Industrial, Manufacturing, and Agricultural Advances

• Enabling electrification or other forms of renewable energy in chemical manufacturing (synthesis, purification)
• Developing new procedures and processes for fine chemical (pharmaceuticals, crop protection chemicals, and other small-scale chemicals) manufacturing with improved atom economy, reduced waste, byproduct recovery and use, earth-abundant metal-based catalysts, safer solvents, and greater energy efficiency
• Developing energy- and mass- efficient routes to commodity chemicals from renewable raw materials that do not rely on fossil carbon (coal, petroleum, natural gas)
• Developing raw materials and processes that minimize the production or enhance remediation of plastic waste and/or greenhouse gases
• Developing energy-efficient processes for recovering or recycling critical minerals/materials from waste
• Developing processes for upcycling waste and end-of-life products
• Developing processes that enable modularization of formulations
• Developing alternative approaches to the application and/or production of fertilizers in agriculture

Prior to submission of a full proposal, potential research teams are required to submit a concept outline identifying the appropriate participating division (see the list below) where the primary research lies using the Program Suitability and Proposal Concept Tool (ProSPCT) webform at https://suitability.nsf.gov/s/. The webform requests a project title, list of team members, including any unfunded industrial partner(s) when appropriate, a summary of the project concept (up to 6000 characters), and a short description on how the proposed research would address sustainable chemistry as defined in this DCL. To ensure proper processing, the submitter should select "Other Proposal" from the Select Proposal Type dropdown and enter "CAS-SC" as the Other Proposal Name if none of the listed proposal types apply to your idea.
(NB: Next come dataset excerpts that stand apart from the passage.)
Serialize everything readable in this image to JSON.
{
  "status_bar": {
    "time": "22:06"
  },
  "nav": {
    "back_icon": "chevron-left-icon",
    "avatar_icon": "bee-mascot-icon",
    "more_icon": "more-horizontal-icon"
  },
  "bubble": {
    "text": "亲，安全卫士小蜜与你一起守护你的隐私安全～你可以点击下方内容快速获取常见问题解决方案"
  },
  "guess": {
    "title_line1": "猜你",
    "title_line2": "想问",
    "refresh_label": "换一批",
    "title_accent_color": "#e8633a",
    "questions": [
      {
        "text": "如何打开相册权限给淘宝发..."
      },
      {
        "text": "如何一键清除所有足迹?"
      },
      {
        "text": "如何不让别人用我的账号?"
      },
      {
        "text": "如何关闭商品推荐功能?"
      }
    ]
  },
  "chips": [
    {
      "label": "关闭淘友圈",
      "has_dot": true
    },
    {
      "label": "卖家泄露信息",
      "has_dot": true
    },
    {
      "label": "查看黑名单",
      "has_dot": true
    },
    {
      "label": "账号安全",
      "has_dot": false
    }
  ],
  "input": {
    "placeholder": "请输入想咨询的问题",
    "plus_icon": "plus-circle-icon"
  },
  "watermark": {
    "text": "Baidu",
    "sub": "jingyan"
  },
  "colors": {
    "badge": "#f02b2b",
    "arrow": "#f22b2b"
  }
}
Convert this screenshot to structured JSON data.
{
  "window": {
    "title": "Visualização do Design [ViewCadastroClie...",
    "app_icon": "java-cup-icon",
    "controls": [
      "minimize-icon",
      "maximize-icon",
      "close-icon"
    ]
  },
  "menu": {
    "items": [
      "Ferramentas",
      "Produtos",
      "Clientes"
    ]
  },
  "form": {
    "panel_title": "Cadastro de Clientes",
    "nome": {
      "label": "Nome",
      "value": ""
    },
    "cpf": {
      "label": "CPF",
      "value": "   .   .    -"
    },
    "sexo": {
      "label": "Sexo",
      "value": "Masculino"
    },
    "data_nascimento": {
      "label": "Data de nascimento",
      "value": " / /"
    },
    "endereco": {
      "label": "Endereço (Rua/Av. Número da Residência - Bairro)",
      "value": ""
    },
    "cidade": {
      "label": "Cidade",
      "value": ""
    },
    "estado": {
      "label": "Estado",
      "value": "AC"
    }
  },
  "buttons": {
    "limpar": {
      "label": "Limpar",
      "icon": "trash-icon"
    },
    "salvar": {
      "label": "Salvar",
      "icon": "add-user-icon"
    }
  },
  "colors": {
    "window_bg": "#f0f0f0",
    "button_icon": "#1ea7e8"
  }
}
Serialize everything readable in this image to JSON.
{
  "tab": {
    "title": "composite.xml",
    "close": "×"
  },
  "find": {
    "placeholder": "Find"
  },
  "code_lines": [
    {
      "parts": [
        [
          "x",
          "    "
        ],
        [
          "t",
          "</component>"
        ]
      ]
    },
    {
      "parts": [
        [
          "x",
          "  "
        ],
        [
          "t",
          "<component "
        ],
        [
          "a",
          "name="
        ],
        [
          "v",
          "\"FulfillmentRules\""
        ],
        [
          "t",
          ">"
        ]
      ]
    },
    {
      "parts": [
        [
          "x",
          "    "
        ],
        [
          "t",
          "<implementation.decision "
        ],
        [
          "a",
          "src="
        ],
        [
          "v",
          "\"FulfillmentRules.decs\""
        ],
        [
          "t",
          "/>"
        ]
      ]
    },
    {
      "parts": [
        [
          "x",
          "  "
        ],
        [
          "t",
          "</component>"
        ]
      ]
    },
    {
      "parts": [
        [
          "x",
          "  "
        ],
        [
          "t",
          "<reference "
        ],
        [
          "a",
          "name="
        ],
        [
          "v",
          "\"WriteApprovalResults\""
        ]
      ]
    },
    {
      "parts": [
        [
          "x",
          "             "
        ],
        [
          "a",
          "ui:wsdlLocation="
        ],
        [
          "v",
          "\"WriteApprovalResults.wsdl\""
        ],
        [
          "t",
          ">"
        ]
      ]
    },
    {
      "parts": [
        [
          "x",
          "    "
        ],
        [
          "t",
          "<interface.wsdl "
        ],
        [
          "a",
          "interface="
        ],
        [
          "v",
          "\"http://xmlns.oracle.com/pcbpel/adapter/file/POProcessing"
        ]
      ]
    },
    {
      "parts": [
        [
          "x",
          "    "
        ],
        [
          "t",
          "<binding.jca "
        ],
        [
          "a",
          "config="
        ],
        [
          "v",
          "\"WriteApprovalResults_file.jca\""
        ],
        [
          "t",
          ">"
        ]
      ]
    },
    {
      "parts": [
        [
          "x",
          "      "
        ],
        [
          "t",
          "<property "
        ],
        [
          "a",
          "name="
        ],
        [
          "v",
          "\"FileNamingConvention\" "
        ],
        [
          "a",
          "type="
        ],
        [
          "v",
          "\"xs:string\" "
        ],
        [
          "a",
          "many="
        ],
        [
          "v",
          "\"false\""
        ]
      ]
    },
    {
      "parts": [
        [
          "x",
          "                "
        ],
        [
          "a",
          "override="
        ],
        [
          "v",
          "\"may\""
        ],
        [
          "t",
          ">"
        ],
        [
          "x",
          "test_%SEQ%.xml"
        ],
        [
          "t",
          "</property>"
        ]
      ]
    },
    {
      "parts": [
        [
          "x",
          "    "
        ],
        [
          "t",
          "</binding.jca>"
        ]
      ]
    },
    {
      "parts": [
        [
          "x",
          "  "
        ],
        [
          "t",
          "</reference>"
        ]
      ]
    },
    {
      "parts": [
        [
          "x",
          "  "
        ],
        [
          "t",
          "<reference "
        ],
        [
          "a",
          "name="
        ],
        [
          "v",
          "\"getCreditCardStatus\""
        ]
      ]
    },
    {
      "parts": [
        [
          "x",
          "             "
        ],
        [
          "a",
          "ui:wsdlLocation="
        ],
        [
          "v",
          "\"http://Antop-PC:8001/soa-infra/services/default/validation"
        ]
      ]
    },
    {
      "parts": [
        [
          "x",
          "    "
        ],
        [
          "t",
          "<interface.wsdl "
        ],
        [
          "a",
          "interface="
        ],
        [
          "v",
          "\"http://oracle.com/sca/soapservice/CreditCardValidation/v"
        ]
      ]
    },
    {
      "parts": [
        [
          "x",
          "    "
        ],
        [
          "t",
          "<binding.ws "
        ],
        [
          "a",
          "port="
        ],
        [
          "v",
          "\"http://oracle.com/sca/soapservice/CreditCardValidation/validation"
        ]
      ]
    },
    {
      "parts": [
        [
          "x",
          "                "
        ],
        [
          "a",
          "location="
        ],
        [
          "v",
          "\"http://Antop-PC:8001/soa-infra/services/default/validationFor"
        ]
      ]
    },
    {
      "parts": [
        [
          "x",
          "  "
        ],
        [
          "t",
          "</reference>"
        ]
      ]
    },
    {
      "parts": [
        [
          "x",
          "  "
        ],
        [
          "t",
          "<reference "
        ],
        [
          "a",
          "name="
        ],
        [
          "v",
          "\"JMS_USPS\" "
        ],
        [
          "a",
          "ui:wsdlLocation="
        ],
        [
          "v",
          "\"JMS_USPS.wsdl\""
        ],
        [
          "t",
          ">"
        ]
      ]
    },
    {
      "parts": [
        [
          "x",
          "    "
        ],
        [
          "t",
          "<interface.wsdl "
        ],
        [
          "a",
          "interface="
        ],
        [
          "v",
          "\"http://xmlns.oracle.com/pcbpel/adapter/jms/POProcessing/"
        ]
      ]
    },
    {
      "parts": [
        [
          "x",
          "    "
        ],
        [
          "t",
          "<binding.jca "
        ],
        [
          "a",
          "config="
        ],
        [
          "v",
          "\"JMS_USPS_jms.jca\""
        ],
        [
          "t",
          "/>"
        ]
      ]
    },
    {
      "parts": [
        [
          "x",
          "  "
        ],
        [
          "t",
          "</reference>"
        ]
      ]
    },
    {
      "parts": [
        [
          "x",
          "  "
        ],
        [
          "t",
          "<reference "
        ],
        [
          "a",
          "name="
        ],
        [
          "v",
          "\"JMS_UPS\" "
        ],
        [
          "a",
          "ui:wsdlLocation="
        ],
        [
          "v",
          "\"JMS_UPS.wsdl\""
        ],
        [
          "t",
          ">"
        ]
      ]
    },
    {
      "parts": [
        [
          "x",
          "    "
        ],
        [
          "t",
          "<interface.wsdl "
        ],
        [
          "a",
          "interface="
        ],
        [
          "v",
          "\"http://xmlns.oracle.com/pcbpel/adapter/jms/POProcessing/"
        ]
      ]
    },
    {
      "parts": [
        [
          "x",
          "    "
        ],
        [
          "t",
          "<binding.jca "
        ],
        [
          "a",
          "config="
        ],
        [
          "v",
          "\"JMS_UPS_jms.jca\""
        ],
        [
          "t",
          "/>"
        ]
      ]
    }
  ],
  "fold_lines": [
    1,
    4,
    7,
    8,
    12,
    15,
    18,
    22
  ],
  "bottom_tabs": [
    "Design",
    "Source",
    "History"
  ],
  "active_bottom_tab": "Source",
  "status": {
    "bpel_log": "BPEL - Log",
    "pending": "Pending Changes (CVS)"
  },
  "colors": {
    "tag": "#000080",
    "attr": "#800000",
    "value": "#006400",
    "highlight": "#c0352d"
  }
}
Then, be sure to identify the relevant participating NSF division (see list below) as the Target Unit and enter "CAS-SC" in the Program/Funding Opportunity field. To get started, users are required to provide their Login.gov credentials to complete and submit the form. The prospective PIs will receive an email from the cognizant NSF Program Officer that specifies whether a full proposal may be submitted. A copy of the confirmation email from the targeted division must be uploaded into the Other Supplementary Documents section of the full proposal submitted to NSF.

Participating divisions and programs with the NSF include the Divisions of Chemistry (CHE), Materials Research (DMR), Mathematical Sciences (DMS), and Physics (PHY) in the Directorate for Mathematical and Physical Sciences (MPS); Divisions of Chemical Bioengineering, Environmental, and Transport Systems (CBET) and Civil, Mechanical, and Manufacturing Innovation (CMMI) in the Directorate for Engineering (ENG); and the Partnerships for Innovation program within the Division of Translational Impacts (TI) in the Directorate for Technology, Innovation and Partnerships (TIP).

Sincerely,

Sean L. Jones, Assistant Director
MPS

Susan S. Margulies, Assistant Director
ENG

Erwin Gianchandani, Assistant Director
TIP

REFERENCES

[1]: This DCL is to establish the Sustainable Chemistry Basic Research program authorized under section 509 of the America COMPETES Reauthorization Act of 2010 (Public Law 111-358). NSF is working with the Sustainable Chemistry Strategy Team (SCST) to coordinate the interagency efforts on sustainable chemistry through its SCST representatives, SCST is an entity established under the provisions in subtitle E of title II of Public Law 116-283 by Office of Science and Technology Policy (OSTP) to coordinate Federal programs and activities in support of sustainable chemistry.